Goodenough Dana, Thomas Ebony, Tuttle Jessica, Bednarczyk Robert A
Department of Epidemiology, Rollins School of Public Health, Emory University, Atlanta, Georgia, USA
Acute Disease Epidemiology Section, Georgia Department of Public Health, Atlanta, Georgia, USA.
Antimicrob Agents Chemother. 2016 Apr 22;60(5):3051-6. doi: 10.1128/AAC.03067-15. Print 2016 May.

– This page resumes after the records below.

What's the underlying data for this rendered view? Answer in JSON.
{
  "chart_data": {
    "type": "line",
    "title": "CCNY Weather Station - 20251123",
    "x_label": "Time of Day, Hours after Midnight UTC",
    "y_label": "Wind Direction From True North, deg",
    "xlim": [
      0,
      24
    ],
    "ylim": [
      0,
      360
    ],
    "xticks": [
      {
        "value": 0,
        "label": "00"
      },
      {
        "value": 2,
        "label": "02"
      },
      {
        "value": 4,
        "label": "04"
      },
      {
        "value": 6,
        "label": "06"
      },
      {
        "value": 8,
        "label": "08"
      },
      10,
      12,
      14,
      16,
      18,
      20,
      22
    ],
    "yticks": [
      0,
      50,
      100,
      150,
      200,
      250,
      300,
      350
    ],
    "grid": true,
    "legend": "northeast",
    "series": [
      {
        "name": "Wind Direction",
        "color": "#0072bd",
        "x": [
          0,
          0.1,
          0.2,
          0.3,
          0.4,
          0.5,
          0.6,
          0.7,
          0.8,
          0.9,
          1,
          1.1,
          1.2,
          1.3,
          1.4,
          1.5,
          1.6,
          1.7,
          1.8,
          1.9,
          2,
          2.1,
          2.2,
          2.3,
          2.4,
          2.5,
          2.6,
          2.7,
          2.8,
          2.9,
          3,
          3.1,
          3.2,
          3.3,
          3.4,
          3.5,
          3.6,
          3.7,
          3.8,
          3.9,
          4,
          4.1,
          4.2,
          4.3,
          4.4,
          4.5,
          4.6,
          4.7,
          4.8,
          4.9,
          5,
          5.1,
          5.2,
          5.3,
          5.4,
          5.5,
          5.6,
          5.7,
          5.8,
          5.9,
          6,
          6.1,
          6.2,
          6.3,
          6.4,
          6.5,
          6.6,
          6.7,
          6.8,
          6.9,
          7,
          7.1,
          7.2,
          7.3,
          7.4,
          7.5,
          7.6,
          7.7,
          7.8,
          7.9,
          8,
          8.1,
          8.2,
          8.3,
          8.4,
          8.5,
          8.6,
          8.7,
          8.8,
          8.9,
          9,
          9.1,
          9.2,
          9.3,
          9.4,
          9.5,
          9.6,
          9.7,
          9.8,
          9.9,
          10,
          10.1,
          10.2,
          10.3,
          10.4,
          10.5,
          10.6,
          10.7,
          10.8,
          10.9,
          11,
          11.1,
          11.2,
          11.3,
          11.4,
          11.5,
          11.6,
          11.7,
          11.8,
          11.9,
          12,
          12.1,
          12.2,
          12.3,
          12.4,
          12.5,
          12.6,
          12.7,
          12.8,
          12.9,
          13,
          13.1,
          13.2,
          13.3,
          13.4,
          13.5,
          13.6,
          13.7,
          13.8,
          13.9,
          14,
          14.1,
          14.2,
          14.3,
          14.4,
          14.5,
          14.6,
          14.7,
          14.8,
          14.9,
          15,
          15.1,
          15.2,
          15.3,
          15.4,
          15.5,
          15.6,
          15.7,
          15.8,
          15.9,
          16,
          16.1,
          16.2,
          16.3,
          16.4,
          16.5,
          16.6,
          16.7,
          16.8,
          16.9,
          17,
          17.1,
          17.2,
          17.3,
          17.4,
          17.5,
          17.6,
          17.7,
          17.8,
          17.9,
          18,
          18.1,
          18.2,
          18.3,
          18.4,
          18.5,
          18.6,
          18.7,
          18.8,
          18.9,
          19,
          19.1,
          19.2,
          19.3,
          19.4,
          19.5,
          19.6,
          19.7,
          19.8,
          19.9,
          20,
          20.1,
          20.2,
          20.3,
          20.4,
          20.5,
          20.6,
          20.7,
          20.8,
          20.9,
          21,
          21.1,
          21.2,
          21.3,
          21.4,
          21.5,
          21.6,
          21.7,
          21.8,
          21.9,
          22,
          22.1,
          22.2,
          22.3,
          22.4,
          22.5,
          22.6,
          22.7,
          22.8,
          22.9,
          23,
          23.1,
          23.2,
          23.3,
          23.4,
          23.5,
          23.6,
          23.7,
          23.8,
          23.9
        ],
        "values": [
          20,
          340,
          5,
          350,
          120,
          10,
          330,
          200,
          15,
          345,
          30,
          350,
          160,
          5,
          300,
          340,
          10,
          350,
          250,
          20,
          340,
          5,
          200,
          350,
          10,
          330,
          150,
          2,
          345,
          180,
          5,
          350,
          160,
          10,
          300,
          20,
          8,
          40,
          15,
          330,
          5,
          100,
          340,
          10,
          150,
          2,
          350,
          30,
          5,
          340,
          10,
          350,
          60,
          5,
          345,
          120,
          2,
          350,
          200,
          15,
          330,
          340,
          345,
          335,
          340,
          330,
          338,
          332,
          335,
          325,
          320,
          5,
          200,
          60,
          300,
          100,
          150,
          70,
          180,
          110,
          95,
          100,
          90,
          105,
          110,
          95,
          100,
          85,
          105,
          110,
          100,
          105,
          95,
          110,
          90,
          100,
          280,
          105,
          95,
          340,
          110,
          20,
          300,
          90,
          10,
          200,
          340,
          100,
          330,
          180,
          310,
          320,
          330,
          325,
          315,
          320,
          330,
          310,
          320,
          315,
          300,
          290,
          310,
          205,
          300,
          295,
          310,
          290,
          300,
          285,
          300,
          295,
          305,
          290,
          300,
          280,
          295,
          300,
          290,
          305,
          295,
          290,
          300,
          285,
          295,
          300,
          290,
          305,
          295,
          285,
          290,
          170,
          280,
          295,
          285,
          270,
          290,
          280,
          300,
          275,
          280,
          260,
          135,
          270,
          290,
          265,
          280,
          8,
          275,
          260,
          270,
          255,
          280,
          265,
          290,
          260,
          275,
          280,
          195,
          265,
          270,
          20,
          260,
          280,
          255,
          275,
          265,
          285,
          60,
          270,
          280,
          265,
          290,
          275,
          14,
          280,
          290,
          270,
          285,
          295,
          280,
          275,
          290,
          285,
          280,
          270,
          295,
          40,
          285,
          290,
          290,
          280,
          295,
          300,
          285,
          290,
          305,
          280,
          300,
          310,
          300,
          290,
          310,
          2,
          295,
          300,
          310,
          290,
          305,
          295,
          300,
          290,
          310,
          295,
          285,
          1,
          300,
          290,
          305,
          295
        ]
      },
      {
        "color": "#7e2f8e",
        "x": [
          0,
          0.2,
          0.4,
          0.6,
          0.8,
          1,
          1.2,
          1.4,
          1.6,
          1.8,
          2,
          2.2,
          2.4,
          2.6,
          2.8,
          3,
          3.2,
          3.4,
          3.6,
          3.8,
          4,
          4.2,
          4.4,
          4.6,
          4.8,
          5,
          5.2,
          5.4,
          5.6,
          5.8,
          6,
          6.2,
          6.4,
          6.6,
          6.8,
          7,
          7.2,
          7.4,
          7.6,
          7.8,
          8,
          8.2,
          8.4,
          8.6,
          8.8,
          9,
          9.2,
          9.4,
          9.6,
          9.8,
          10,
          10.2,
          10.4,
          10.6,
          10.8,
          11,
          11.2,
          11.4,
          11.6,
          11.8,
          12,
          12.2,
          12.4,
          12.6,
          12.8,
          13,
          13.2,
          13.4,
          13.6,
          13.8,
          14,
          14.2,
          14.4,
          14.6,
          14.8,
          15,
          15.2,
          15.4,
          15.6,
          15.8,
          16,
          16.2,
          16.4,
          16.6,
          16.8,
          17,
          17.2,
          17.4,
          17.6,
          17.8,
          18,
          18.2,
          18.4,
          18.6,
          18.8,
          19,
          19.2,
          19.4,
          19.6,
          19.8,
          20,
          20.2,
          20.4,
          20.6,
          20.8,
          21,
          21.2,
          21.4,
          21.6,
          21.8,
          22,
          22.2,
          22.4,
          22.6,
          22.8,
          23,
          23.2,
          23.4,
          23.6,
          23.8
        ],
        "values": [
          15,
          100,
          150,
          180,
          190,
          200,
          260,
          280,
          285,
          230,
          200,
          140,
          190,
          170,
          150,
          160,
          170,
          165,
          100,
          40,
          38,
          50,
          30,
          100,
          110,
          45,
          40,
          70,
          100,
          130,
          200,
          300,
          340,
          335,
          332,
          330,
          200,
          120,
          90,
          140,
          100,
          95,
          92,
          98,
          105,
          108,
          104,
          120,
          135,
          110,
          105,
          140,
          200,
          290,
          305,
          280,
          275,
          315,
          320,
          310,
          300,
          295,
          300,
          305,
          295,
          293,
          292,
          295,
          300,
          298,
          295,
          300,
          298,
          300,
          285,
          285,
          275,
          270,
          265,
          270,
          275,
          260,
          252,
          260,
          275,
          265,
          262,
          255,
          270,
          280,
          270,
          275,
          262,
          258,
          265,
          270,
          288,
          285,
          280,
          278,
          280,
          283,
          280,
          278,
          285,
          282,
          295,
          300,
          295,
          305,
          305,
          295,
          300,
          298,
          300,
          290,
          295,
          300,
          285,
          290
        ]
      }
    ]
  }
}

Pertussis is endemic in the United States, with periodic epidemics that continue to highlight its importance as a public health issue. The clinical presentation of pertussis can vary by age and vaccination status. However, little is known about the factors that affect time to antibiotic treatment of pertussis cases. We analyzed 5 years of data from the Georgia Department of Public Health to understand how factors such as age, symptoms, and vaccination status can alter the clinical picture of pertussis and affect time to treatment. We used multivariable linear regression to assess the impact of each variable on time to antibiotic treatment. There was little consistency across age groups for symptom and demographic predictors of time to antibiotic treatment. Overall, the multivariate linear regression showed that among patients ≤18 years old, none of the variables had an impact on time to antibiotic treatment greater than -0.25 to 1.47 days. Among patients >18 years old, most variables had little impact on time to treatment, though two (paroxysmal cough in >18- to 40-year-olds and hospitalization in individuals over 40) were associated with an additional 5 days in time to treatment from cough onset. This study highlights how the difficulties in pertussis diagnosis, particularly among adults, can affect time to antibiotic treatment; adults may not begin antibiotic treatment until there is an accumulation of symptoms. Health care providers need to recognize the variety of symptoms that pertussis can present with and consider confirmatory testing early.
百日咳在美国呈地方性流行,周期性的疫情持续凸显其作为公共卫生问题的重要性。百日咳的临床表现会因年龄和疫苗接种状况而有所不同。然而,对于影响百日咳病例抗生素治疗时间的因素却知之甚少。我们分析了佐治亚州公共卫生部5年的数据,以了解年龄、症状和疫苗接种状况等因素如何改变百日咳的临床表现并影响治疗时间。我们使用多变量线性回归来评估每个变量对抗生素治疗时间的影响。在抗生素治疗时间的症状和人口统计学预测因素方面,各年龄组之间几乎没有一致性。总体而言,多变量线性回归显示,在18岁及以下的患者中,没有一个变量对抗生素治疗时间的影响大于 -0.25至1.47天。在18岁以上的患者中,大多数变量对治疗时间影响不大,不过有两个因素(18至40岁患者的阵发性咳嗽和40岁以上患者的住院)与咳嗽发作后治疗时间额外增加5天有关。这项研究凸显了百日咳诊断的困难,尤其是在成年人中,这会如何影响抗生素治疗时间;成年人可能直到症状累积才开始抗生素治疗。医疗保健提供者需要认识到百日咳可能出现的各种症状,并尽早考虑进行确诊检测。